= Charles William Schaeffer =

American theologian (1813–1896)

Charles William Schaeffer (born in Hagerstown, Maryland, May 5, 1813; died in Philadelphia, Pennsylvania, March 15, 1896) was a Lutheran clergyman and theologian of the United States.

==Biography==
His parents were Frederick Solomon Schaeffer (1790–1815) and Catherine Elizabeth Schaeffer. His father was a Lutheran clergyman, as were his uncles David Frederick Schaeffer, Frederick Christian Schaeffer and Charles Frederick Schaeffer, and his grandfather Frederick David Schaeffer. He grew up in the home of his grandfather and that of stepfather Benjamin Keller. He attended Germantown Academy, and graduated from the University of Pennsylvania in 1832, and at the Lutheran Theological Seminary at Gettysburg, Pennsylvania, in 1835, licensed to preach in 1835, and ordained in 1836.

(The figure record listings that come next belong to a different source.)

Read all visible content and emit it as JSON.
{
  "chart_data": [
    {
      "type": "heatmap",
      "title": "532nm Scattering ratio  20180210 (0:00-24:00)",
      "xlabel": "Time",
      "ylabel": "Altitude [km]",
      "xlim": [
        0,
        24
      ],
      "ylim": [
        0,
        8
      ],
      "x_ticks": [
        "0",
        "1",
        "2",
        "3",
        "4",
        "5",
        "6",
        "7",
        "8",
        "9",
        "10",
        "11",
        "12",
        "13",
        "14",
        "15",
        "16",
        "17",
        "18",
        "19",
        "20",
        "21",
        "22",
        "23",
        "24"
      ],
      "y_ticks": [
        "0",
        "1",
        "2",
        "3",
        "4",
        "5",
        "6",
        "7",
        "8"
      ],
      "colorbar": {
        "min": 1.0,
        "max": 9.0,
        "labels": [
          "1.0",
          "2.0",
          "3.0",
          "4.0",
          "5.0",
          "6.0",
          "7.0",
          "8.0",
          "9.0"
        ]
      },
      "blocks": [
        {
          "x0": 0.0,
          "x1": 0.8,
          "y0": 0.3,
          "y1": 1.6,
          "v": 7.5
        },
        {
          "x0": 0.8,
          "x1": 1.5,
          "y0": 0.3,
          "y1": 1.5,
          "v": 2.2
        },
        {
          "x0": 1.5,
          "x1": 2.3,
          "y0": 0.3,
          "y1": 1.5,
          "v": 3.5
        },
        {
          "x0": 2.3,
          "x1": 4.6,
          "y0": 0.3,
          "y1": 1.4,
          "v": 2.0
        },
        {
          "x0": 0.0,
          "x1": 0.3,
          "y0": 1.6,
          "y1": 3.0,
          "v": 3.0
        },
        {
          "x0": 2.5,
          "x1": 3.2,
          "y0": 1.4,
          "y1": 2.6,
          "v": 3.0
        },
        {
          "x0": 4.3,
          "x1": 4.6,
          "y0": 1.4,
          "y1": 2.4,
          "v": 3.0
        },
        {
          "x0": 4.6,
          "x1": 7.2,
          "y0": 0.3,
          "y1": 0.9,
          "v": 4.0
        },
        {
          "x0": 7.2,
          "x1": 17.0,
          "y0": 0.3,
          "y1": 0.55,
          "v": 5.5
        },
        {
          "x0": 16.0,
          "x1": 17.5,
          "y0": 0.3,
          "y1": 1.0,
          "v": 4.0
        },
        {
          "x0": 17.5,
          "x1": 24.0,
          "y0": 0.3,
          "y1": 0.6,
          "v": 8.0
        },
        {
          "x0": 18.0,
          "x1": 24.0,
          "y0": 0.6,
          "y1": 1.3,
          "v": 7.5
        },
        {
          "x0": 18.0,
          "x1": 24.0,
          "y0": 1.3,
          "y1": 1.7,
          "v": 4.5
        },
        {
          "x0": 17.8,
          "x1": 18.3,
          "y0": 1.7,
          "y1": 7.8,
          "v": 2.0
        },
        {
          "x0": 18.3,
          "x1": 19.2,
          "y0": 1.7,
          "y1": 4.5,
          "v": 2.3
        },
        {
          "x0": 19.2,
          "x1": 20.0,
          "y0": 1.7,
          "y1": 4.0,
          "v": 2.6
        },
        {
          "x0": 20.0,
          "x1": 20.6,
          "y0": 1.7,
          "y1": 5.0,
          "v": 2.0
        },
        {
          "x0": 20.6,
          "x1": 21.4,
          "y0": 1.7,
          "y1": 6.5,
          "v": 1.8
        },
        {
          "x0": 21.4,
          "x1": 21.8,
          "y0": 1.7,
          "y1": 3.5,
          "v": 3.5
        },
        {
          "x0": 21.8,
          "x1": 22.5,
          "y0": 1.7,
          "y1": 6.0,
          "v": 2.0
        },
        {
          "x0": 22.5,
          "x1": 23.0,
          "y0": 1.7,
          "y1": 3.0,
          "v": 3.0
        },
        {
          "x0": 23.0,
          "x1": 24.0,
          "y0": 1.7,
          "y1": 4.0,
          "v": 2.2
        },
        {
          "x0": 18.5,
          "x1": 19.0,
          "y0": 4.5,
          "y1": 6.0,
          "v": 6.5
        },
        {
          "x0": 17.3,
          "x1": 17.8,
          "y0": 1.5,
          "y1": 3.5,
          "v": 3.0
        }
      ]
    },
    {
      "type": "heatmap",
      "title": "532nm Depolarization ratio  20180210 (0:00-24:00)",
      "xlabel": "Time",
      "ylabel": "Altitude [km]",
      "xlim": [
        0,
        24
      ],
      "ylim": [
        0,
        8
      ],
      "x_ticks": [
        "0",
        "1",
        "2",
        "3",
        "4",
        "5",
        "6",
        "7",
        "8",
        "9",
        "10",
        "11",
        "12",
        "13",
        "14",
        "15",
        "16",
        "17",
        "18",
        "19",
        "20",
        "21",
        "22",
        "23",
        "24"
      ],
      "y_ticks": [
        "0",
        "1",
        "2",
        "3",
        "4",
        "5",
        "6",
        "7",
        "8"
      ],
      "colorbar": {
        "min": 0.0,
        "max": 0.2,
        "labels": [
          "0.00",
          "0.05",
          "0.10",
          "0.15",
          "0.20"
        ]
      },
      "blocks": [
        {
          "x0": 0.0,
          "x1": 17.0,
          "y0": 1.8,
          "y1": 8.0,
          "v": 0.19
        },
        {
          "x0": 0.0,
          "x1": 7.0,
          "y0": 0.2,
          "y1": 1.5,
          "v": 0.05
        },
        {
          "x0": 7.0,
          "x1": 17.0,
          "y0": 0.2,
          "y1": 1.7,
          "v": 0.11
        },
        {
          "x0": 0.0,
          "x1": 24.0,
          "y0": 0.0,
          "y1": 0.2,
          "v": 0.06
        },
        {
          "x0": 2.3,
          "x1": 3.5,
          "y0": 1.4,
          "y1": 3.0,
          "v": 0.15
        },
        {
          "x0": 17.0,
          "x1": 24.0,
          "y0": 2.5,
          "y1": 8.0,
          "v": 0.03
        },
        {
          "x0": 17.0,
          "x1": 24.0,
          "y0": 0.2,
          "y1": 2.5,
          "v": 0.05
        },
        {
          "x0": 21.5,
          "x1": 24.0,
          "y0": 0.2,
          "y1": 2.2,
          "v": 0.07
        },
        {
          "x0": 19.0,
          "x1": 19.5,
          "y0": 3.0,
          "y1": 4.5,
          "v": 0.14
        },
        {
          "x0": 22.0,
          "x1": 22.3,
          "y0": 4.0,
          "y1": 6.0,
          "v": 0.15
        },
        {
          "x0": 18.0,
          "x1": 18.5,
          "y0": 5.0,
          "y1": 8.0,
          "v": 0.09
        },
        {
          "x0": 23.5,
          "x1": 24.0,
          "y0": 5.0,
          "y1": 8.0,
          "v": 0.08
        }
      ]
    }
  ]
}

Immediately after being ordained, he took charge of a parish in Montgomery County, which he served until 1841. He was pastor at Harrisburg, in 1841–49, and at Germantown, in 1849–75, when he was retired as pastor emeritus. In 1864, when the theological seminary was established in Philadelphia, he was elected professor of ecclesiastical history, which post he had since held.

He held high office in the councils of his church, and had been one of the trustees of the University of Pennsylvania since 1859, receiving from it the degree of DD in 1879. That of LL.D. was given him in 1887 by Thiel College, Greenville. Schaeffer was long one of the leaders of the conservative and confessional party in the Lutheran Church. He took an active part in the establishment of the theological seminary at Philadelphia in 1864, and in the organization of the general council in 1867. He was specially versed in American Lutheran history and the historical and doctrinal development of the Lutheran Church in the United States.

The C. W. Schaeffer Combined Secondary and Primary School was a Philadelphia public school in Germantown built in 1876 and named in his honor.

==Writings==
He wrote numerous articles for church papers and theological reviews. He was for several years co-editor of the Lutheran Home Journal in Philadelphia, and the Philadelphian, Lutheran and Missionary. After 1879 he was editor-in-chief of The Foreign Missionary in Philadelphia, and after 1886 he was one of the editors of the Lutheran Church Review. He published:

- W. J. Mann, Explanation of Luther's Small Catechism, translated from the German (Philadelphia, 1855)
- Early History of the Lutheran Church in America (1857)
- Golden Treasury for the Children of God, translated from the German (1860)
- Family Prayer, for Morning and Evening, and the Festivals of the Church Year
- Halle Reports, translated from the German (Reading, 1882)
- Church Book (1891)

==Family==
He married Elizabeth Ashmead in 1837. They had four children.